Reform that will see HK$5 billion in tax breaks for start-ups and small businesses to go before Legislative Council in 2018
Proposal to forgo HK$5 billion in revenue to help small businesses greeted with hope and caution
Hong Kong could see its first major profits tax reform aimed at easing the burden on smaller businesses take effect in the second half of next year, the financial services and treasury bureau chief said on Wednesday.
James Lau said the overall economic benefits would outweigh the lost tax revenues – estimated to be about HK$5 billion annually – as the money would be better used in the market than in government coffers.
Chief Executive Carrie Lam Cheng Yuet-ngor proposed a two-tier tax system in her election manifesto that would lower the tax rate for the first HK$2 million of profits to 10 per cent, from the current 16.5 per cent.

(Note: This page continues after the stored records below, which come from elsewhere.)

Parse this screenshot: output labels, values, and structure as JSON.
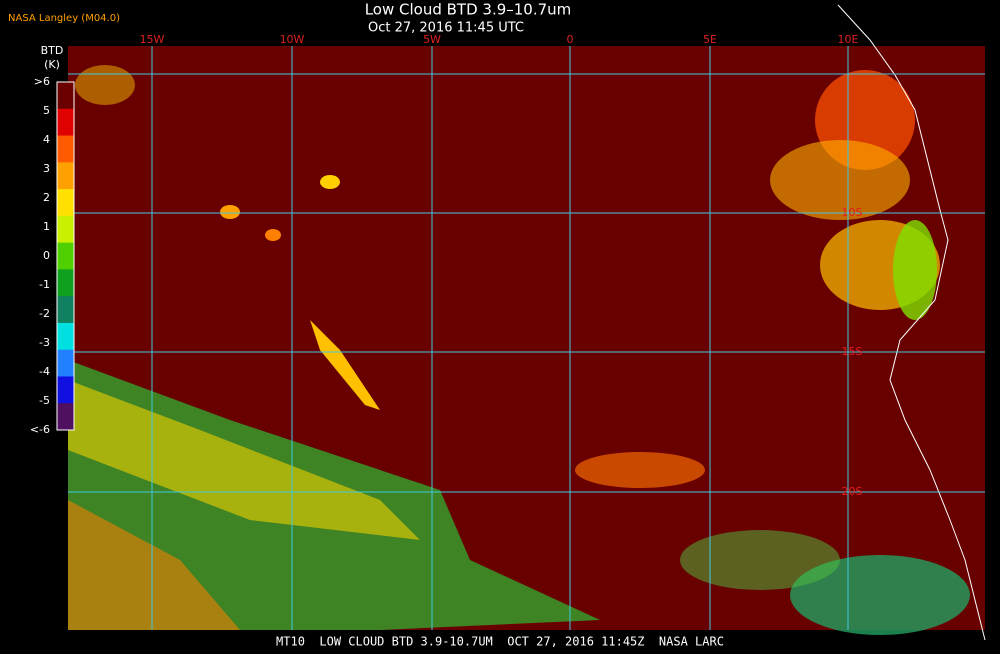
{
  "header": {
    "source": "NASA Langley (M04.0)",
    "title": "Low Cloud BTD 3.9–10.7um",
    "timestamp": "Oct 27, 2016 11:45 UTC"
  },
  "colorbar": {
    "title": "BTD",
    "unit": "(K)",
    "labels": [
      ">6",
      "5",
      "4",
      "3",
      "2",
      "1",
      "0",
      "-1",
      "-2",
      "-3",
      "-4",
      "-5",
      "<-6"
    ],
    "colors": [
      "#6b0000",
      "#e00000",
      "#ff5a00",
      "#ffa000",
      "#ffe000",
      "#c8f000",
      "#50d000",
      "#10a020",
      "#108060",
      "#00e0e0",
      "#2080ff",
      "#1010e0",
      "#501060"
    ]
  },
  "grid": {
    "longitudes": [
      "15W",
      "10W",
      "5W",
      "0",
      "5E",
      "10E"
    ],
    "latitudes": [
      "10S",
      "15S",
      "20S"
    ]
  },
  "footer": "MT10  LOW CLOUD BTD 3.9-10.7UM  OCT 27, 2016 11:45Z  NASA LARC"
}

Details of the proposal could be announced before October, when she is due to deliver her maiden policy address.
Lau said the administration planned to submit a bill for legislative approval in the second half of next year.
“I wouldn’t say it’s necessarily easy to gain passage, but I think we’ll be able to explain [the economic benefits] and get support from the Legislative Council,” Lau said.
He expressed confidence despite a deeply divided Legco, where opposition pan-democrats have regularly filibustered bills as part of a widening political rift with their pro-establishment colleagues and the government.
Lau said the lower tax rates would allow small and medium-sized enterprises and start-ups to invest the money they saved from tax expenses in developing new technologies, and fuel the growth of innovative industries.
“We consider the HK$5 billion an investment,” he said, adding the money would have a “multiplying effect” on the economy when it was put in the market.
“There might be considerations on the scope of the concessions, on whether we are too restrictive, whether we should be doing something else,” he said. “But I hope Legco can see the pluses.”
Opposition lawmakers have thus far not voiced objection to the proposal, with some even stating they supported the government’s efforts to ease the burden on SMEs.
But accountancy sector lawmaker Kenneth Leung warned a new tax system might create loopholes for tax avoidance.
Leung said applying the two-tier system to all companies might prompt some large ones to split their businesses into smaller subsidiaries. This would be done to enjoy a lower tax rate.
“The policy direction needs to be clearer,” he said.
But Leung said he backed the idea of cutting taxes in general given the city’s ample financial reserves.
Hong Kong recorded a HK$92 billion surplus for the financial year 2016-17, and total reserves are on track to hit HK$952 billion by March.
Civic Party lawmaker Alvin Yeung Ngok-kiu endorsed the general policy direction, but said officials needed to explain the proposal in greater detail, such as how the HK$2 million threshold was calculated.